Reduced to essentials, most voltage-mode op
amps, OPAs, are based on a topology like that shown in Fig. 1.
To develop the theory, our device is here connected as a simple
amplifier with a closed-loop gain of G,
determined by the ratio (R1+R2)/R2, which can alternatively be
expressed in terms of the feedback fraction b = 1/G.
Because the dominant source of nonlinearity is in the input
cell, the distortion will be lowest in the voltage-follower mode.
In the interests of clarity and analytical
simplicity, we will assume here that the output is a perfect
sinusoid, having an amplitude E and angular frequency w,
that is, Esinwt,
and work backwards from this output to deduce what VIN
would need to be to generate that output. This may seem
an odd approach, and it's certainly not essential to do it this
way. However, many analyses involving the exponential behavior
of transistors lead to transcendental solutions when pursued in
the forward direction, and that's true in this case. A reverse-direction
analysis quickly generates the key insights, and points towards
the required modifications to effect a solution, at the price
of a slight but not serious loss of rigor.
A bipolar implementation is shown, since
many monolithic OPAs use this technology. A basic differential-pair
Q1, Q2, also cast in pnp form, and having a near-perfect current-source
IT in its 'tail', senses the difference between the
applied input VIN and some fraction of the output,
while being insensitive to common-mode levels. In the case of
a voltage follower, of course, the distinction between the signal
and the common-mode voltage is somewhat fuzzy; the real
value of the high common-mode rejection ratio (CMRR) afforded
by OPAs is much more apparent when the amplifier is connected
in a high-gain mode, and a small input signal is accompanied by
an interfering common-mode signal.
Formally, this input cell is a nonlinear
transconductance, whose output currents IC1 and
IC2 are applied to the npn current-mirror Q3, Q4, which
generates the difference IC1 - IC2.
This current is then integrated by the 'HF compensation'
capacitor, CC, in the main voltage-gain stage provided
by the common-emitter stage Q5, which is forced to operate at
a constant collector current of IT. The resulting output
voltage is buffered by what is here shown as an ideal voltage-controlled
voltage-source (VCVS) but which in most cases will be the familiar
Class-AB complementary emitter-follower that provides the high
current-gain to drive the load, RL.
In a real OPA, some of the open-loop distortion
will arise in this VCVS stage, but in order to keep our sights
focused on the main distortion mechanism, we can ignore that here.

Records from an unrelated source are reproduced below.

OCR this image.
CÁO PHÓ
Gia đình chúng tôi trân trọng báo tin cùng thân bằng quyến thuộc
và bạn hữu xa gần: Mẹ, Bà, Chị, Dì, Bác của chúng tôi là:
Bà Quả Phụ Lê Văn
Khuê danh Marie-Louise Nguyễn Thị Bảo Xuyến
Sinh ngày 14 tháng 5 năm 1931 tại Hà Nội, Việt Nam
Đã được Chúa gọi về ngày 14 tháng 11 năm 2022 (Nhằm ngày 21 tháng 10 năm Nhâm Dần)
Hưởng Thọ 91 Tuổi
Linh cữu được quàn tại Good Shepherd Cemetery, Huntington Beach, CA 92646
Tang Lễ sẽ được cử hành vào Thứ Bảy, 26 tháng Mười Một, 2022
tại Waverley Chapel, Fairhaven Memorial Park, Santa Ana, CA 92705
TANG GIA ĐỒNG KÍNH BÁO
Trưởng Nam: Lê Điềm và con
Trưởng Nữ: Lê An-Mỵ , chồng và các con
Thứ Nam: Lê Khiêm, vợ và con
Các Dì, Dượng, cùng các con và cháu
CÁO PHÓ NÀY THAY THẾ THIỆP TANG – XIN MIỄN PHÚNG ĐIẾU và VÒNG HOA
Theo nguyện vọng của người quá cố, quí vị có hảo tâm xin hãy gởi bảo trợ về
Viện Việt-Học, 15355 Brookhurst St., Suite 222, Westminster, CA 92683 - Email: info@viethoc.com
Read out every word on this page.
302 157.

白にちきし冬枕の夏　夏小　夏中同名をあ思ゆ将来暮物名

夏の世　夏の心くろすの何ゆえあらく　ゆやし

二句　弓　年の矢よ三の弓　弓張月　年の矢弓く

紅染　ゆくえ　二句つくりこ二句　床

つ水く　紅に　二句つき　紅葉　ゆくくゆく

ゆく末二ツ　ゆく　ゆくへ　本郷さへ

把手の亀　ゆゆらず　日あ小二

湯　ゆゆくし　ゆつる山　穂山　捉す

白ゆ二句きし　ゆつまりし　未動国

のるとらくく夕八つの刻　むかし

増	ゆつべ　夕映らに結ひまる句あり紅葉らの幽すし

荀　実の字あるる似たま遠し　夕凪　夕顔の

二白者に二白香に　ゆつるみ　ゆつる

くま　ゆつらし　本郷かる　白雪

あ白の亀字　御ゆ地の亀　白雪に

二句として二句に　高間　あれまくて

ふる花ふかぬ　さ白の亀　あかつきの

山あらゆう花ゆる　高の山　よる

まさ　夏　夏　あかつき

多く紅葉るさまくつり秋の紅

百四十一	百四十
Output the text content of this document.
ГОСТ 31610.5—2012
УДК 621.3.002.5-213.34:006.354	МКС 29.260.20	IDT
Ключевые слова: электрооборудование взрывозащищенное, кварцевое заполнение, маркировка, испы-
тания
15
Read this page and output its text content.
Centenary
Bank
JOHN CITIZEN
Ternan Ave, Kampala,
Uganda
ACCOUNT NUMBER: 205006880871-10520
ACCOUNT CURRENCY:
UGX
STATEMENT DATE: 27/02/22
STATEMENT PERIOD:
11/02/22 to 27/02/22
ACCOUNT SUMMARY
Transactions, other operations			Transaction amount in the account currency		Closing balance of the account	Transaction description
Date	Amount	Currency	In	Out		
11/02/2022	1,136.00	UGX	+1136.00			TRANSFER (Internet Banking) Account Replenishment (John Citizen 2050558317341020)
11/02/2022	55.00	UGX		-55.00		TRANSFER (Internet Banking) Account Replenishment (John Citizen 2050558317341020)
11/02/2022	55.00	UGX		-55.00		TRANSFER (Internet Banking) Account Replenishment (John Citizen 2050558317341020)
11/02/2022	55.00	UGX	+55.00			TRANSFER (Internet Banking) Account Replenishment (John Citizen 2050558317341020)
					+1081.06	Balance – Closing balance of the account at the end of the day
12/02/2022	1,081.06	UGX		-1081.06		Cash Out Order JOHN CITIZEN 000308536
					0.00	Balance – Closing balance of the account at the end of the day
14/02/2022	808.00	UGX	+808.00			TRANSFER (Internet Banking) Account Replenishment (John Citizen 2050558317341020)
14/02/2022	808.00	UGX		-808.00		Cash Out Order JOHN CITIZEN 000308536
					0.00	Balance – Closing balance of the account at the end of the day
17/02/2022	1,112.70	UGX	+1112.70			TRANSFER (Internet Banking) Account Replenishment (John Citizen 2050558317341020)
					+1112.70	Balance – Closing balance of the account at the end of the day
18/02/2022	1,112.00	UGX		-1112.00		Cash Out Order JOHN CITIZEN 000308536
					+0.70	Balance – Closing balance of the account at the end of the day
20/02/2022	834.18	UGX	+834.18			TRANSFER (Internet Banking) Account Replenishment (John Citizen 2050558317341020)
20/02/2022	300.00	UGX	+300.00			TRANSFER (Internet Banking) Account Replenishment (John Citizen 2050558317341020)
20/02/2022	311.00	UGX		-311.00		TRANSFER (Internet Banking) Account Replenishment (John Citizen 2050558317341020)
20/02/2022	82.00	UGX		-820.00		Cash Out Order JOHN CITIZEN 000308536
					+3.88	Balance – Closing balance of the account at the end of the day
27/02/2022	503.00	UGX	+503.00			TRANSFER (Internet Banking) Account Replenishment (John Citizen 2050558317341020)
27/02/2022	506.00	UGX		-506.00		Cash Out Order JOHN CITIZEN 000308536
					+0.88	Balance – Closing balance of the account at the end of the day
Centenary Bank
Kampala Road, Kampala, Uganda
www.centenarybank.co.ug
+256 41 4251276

Notice that CC is connected to the final output
node, not to the collector of Q5, as is often the case. This minor
modification means that back-and-forth flow of the HF displacement
current in CC is not supported by Q5 but, rather, by
the output stage. Consequently, there is no variation in IC5
(it's held steady at IT) and thus the VBE
of Q5 is likewise constant with output voltage.
All this groundwork may seem very tedious,
but it is with a view to getting at the root cause of distortion.
Numerous such detailed considerations are crucial to the design
of an op amp capable of ultra-linear HF performance, and each
needs to be eliminated independently. We're only considering the
first of many, here.
Now we're ready to start the sums. Unfortunately,
there is no painless way to avoid mathematics, but what we can
do is use simple, even rudimentary, models for the transistors,
in the spirit of Foundation Design. This approach to the quest
for insight was mentioned in the "Spicing Up The Op Amp",
and it's time to be a little more specific about this notion.
It works very well for the bipolar junction transistor (BJT),
which will probably remain a major technology -- certainly in
the high-performance arena -- for at least the next decade, and
beyond, in spite of the impressive advances in analog CMOS design,
only made more difficult by the almost total emphasis on digital
applications in the on-going development of sub-micron technologies.
(Some of the reasons for holding to this view were stated in "Why Bipolar?".)
The Level-0 model for the BJT is simply
a voltage-controlled current-source (VCCS) having an exact exponential
relationship between its collector current, IC, and
its base-emitter voltage, VBE; this is the heart
of the BJT:
IC = IS exp
(VBE/VT) (1)
where IS is the saturation current
(and, only slightly whimsically, can be regarded as the BJT's
soul, since it mediates so much of the device's personality)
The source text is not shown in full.